EFSF Attracts €4.5B in Orders for New 3-Year Bonds
The euro zone’s temporary rescue fund received a decent level of demand for its inaugural three-year bond on Thursday, but the costs reflect the increasing wariness of investors concerned about the future of the rescue fund and the state of the sovereign debt crisis.
The European Financial Stability Facility attracted nearly 4.5 billion euros in orders for three-year bonds, enough to cover the 3 billion euros of notes sold, but only after offering investors a yield spread almost seven times what it paid to sell 5 billion euros of securities last January.
Demand for the EFSF’s debut 10-year bond in January 2011 was nine times what was being offered, compared to demand of just 50 percent more than was being offered for the three-year bond, and that’s after the bailout fund priced the new bond at 40 basis points over the midswap rate, a benchmark for bond pricing — a stark contrast to the six basis points over midswaps it paid for the 10-year bond a year ago.

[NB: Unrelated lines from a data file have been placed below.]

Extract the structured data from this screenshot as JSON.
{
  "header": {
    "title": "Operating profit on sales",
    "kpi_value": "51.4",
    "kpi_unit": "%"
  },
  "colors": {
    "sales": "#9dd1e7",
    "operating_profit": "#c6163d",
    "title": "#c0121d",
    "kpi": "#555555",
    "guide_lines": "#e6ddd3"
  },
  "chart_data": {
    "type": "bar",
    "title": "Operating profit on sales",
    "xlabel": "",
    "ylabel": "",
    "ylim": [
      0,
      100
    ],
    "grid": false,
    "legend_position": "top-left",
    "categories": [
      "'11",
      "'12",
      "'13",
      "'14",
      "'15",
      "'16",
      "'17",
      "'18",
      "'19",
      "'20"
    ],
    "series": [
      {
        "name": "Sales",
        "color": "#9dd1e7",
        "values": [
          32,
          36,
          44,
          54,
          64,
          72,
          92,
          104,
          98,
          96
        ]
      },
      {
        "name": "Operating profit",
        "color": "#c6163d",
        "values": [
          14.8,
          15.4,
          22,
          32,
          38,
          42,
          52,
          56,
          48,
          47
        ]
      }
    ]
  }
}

However, today’s figure is an improvement on a bond sold last November, which after being postponed received just enough orders to cover the total amount on offer. With a shorter maturity than any of the four bonds the EFSF sold last year, the relative success of today’s offering came as little surprise to market observers.
Proceeds from the bond will help fund the bailouts of Portugal and Ireland, for which the EFSF must raise 24 billion euros this year. The EFSF “is funding the financing programs for Ireland and Portugal and — in the near future — for Greece,” said Michele Cortese, managing director of debt capital markets at Societe Generale. “This transaction further complements the EFSF’s strategy of diversifying its funding tools,” he added.
Nearly half of all the debt sold today was bought by banks, thanks to the European Central Bank’s first-ever three-year refinancing operation in December, which left banks with an excess of liquidity, allowing them to invest. The EFSF’s new three-year bond perfectly complements the ECB’s three-year loans.
Still, the EFSF is faced with higher funding costs across the region, and in addition to uncertainty surrounding its role in future bailouts, two of the three major rating companies have warned that the EFSF could soon lose its coveted AAA rating.